January is Cervical Cancer Awareness Month, and one study shows late-stage cervical cancer is on the rise.
Doctors say it could be linked to the pandemic, but could also be because of a change in guidelines for pap smears. Before, women were told to get them done annually. Now it’s every three years, or in some cases, every five years.
“It’s sort of hard to count by threes. And it’s very easy to kind of lose track of when your pap smear was, and our guidelines are such that if it’s done one way, then it’s a slightly different screening protocol. And I think that may be one of the issues that has led to an identification of more advanced cervix cancer that we’re seeing in the United States," Dr. Robert DeBernardo, the Section Head for Gynecologic Oncology at Cleveland Clinic, said.
Cervical cancer is cancer of the cells in the cervix, which is the lowest part of a woman’s uterus. Early stages of cervical cancer don’t usually have symptoms and can be hard to detect, which makes routine pap smears extremely important. Pap smears helps identify any abnormal cells. When there are symptoms of cervical cancer, they can include bleeding after sex, pelvic pain and vaginal discharge that contains blood.

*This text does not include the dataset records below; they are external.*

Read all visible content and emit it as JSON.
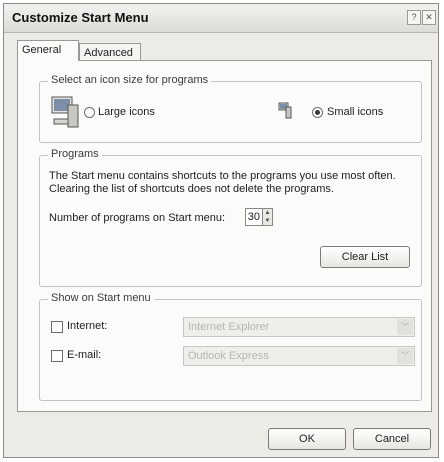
{
  "window": {
    "title": "Customize Start Menu",
    "help_glyph": "?",
    "close_glyph": "✕"
  },
  "tabs": [
    {
      "label": "General",
      "selected": true
    },
    {
      "label": "Advanced",
      "selected": false
    }
  ],
  "icon_size_group": {
    "legend": "Select an icon size for programs",
    "large_label": "Large icons",
    "small_label": "Small icons",
    "selected": "small",
    "large_icon": "large-computer-icon",
    "small_icon": "small-computer-icon"
  },
  "programs_group": {
    "legend": "Programs",
    "description": "The Start menu contains shortcuts to the programs you use most often. Clearing the list of shortcuts does not delete the programs.",
    "number_label": "Number of programs on Start menu:",
    "number_value": "30",
    "clear_button": "Clear List"
  },
  "show_group": {
    "legend": "Show on Start menu",
    "internet_label": "Internet:",
    "internet_value": "Internet Explorer",
    "email_label": "E-mail:",
    "email_value": "Outlook Express",
    "internet_checked": false,
    "email_checked": false
  },
  "footer": {
    "ok_label": "OK",
    "cancel_label": "Cancel"
  }
}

Dr. DeBernardo said cervical cancer is preventable, and is often the caused by the sexually transmitted infection HPV. That's why he said testing for HPV is equally as important. He also recommends the HPV vaccine. Both men and women between the ages of 11 and 45 years old are eligible.
“We developed a vaccine years ago. There are several on the market. They are extremely effective at preventing cancer. In Australia, where uptakes of vaccines are high, they are seeing a decrease in the amount of cervix cancer in that country," Dr. DeBernardo said.
The Centers for Disease Control and Prevention said there are about 13,000 new cases of cervical cancer diagnosed every year in our country, and 4,000 deaths.